L’Etat doit mieux assurer son rôle de contrôle de l’activité minière
Face à l’épilogue douloureux de l’inlassable entreprise de sauvetage de ces 8 mineurs, l’on ne peut qu’avoir une pensée émue pour les familles qui, un mois durant, se sont accrochées au mince espoir de retrouver les leurs vivants et qui se retrouvent devant la brutalité de ce triste dénouement. Cela dit, comme en pareilles circonstances, il faut tirer toutes les leçons de ce drame si l’on ne veut pas être condamné à revivre les mêmes horreurs dans un pays qui rêve d’un destin minier encore plus grand que celui d’aujourd’hui. Et le premier des enseignements à tirer est que l’Etat doit mieux assurer son rôle de contrôle de l’activité minière en ouvrant l’œil, et le bon, sur le respect des cahiers de charges par les entreprises minières. Les graves manquements décriés à Perkoa ne sont que la partie visible de l’iceberg des entorses que les sociétés minières font à la législation en vigueur dans le pays. Il est plus que jamais temps que les intérêts personnels des dépositaires de l’autorité de l’Etat, fassent place à l’intérêt général surtout que l’on sait que les graves conséquences de l’activité minière peuvent impacter durablement les générations à venir. C’est d’ailleurs le lieu déjà d’interpeller les différents acteurs de la mine de Perkoa qui entre dans ses dernières années d’activités, au respect de toutes les mesures après services afin que ces béantes excavations souterraines laissées par l’exploitation, ne se transforment en hécatombes pour les populations locales. La seconde leçon importante à tirer de cette tragédie, est l’absence d’une véritable offre de services sécuritaires et de matériels logistiques adaptés à l’industrie minière. Pour parer à l’urgence à Perkoa, l’on a été, par exemple, contraint d’importer des machines d’Afrique du Sud et du Ghana ; toute chose qui a nécessairement impacté les délais de sauvetage des mineurs.
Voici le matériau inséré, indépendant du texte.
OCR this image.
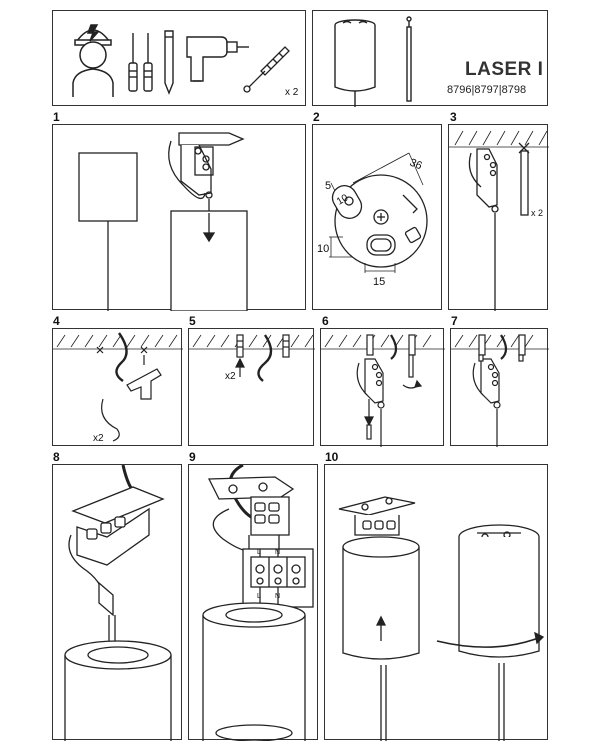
x 2
LASER I
8796|8797|8798
1	2
36
5
10
10
15
3
x 2
4
x2
5
x2
6	7
8	9
L N
L N
10
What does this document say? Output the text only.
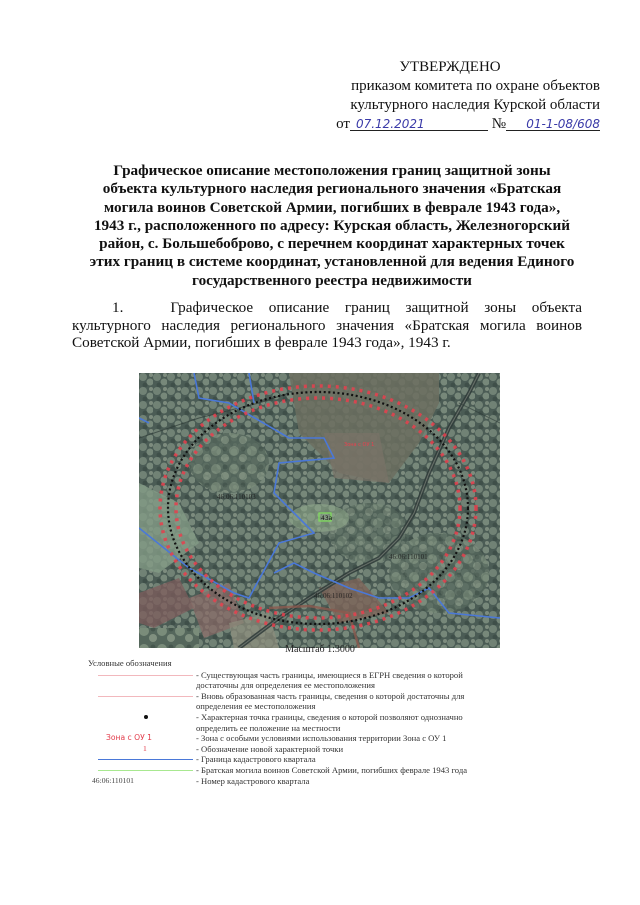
УТВЕРЖДЕНО
приказом комитета по охране объектов
культурного наследия Курской области
от 07.12.2021	№ 01-1-08/608
Графическое описание местоположения границ защитной зоны
объекта культурного наследия регионального значения «Братская
могила воинов Советской Армии, погибших в феврале 1943 года»,
1943 г., расположенного по адресу: Курская область, Железногорский
район, с. Большебоброво, с перечнем координат характерных точек
этих границ в системе координат, установленной для ведения Единого
государственного реестра недвижимости
1.	Графическое описание границ защитной зоны объекта
культурного наследия регионального значения «Братская могила воинов Советской Армии, погибших в феврале 1943 года», 1943 г.
43а
46:06:110103
46:06:110101
46:06:110102
Зона с ОУ 1
Масштаб 1:3000
Условные обозначения
- Существующая часть границы, имеющиеся в ЕГРН сведения о которой
достаточны для определения ее местоположения
- Вновь образованная часть границы, сведения о которой достаточны для
определения ее местоположения
- Характерная точка границы, сведения о которой позволяют однозначно
определить ее положение на местности
Зона с ОУ 1	- Зона с особыми условиями использования территории Зона с ОУ 1
1	- Обозначение новой характерной точки
- Граница кадастрового квартала
- Братская могила воинов Советской Армии, погибших феврале 1943 года
46:06:110101	- Номер кадастрового квартала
La toute première urgence est de faire en sorte que la déception des populations ne se mue en colère
Il est donc nécessaire que sous l’impulsion de l’Etat et avec le concours du secteur privé, il soit mis en place une véritable chaîne de valeurs liée à l’industrie minière comprenant les services en matière de sécurité sur les installations minières, qu’elles soient industrielles ou artisanales. Enfin, la dernière leçon et pas la moindre à tirer de ce drame de Perkoa, c’est la nécessité de mettre en place, en pareilles circonstances, une véritable communication de crise gérée par des professionnels. En effet, si l’on peut saluer l’engagement du gouvernement aux côtés des travailleurs et des familles, la présence gouvernementale a parfois créé ce que l’on appelle en matière de communication, des bruits organisationnels qui ont quelques fois pollué l’atmosphère. Lorsqu’on lit les écrits sur les réseaux sociaux, certains ministres se tirent de cet épisode malheureux avec une image fortement écornée. Mais en attendant de s’attaquer à ces graves dysfonctionnements, il faut parer à l’urgence. Et la toute première urgence est de faire en sorte que la déception des populations ne se mue en colère dans une région qui constitue un véritable volcan social. C’est le lieu aussi d’appeler les familles et les proches, à la retenue. Car, aucun accès de colère ne ramènera à la vie ces mineurs engloutis par les entrailles de la terre. Et mieux, il faut poursuivre le combat mené par les disparus pour nourrir leurs familles et participer au développement de la province et de la région. C’est à cette seule condition que le martyre de Charles Bama et ses compagnons, gardera un sens. L’autre urgence est l’accompagnement des différentes familles pour traverser cette dure épreuve faite de boue, d’eaux sales et finalement de larmes. Cela est un impératif humain, humanitaire, social et culturel. Toutes ces mesures à prendre ne devront certainement pas occulter le fait qu’au sortir de ce deuil, toutes les responsabilités doivent être situées et s’il y a lieu, des sanctions doivent être prises. Cela ne signifie toutefois pas qu’il faut trouver coûte que coûte des boucs-émissaires à sacrifier mais que toute la lumière doit être faite sur cette tragédie qui s’est déroulée à l’ombre des galeries souterraines de Perkoa.
« Le Pays »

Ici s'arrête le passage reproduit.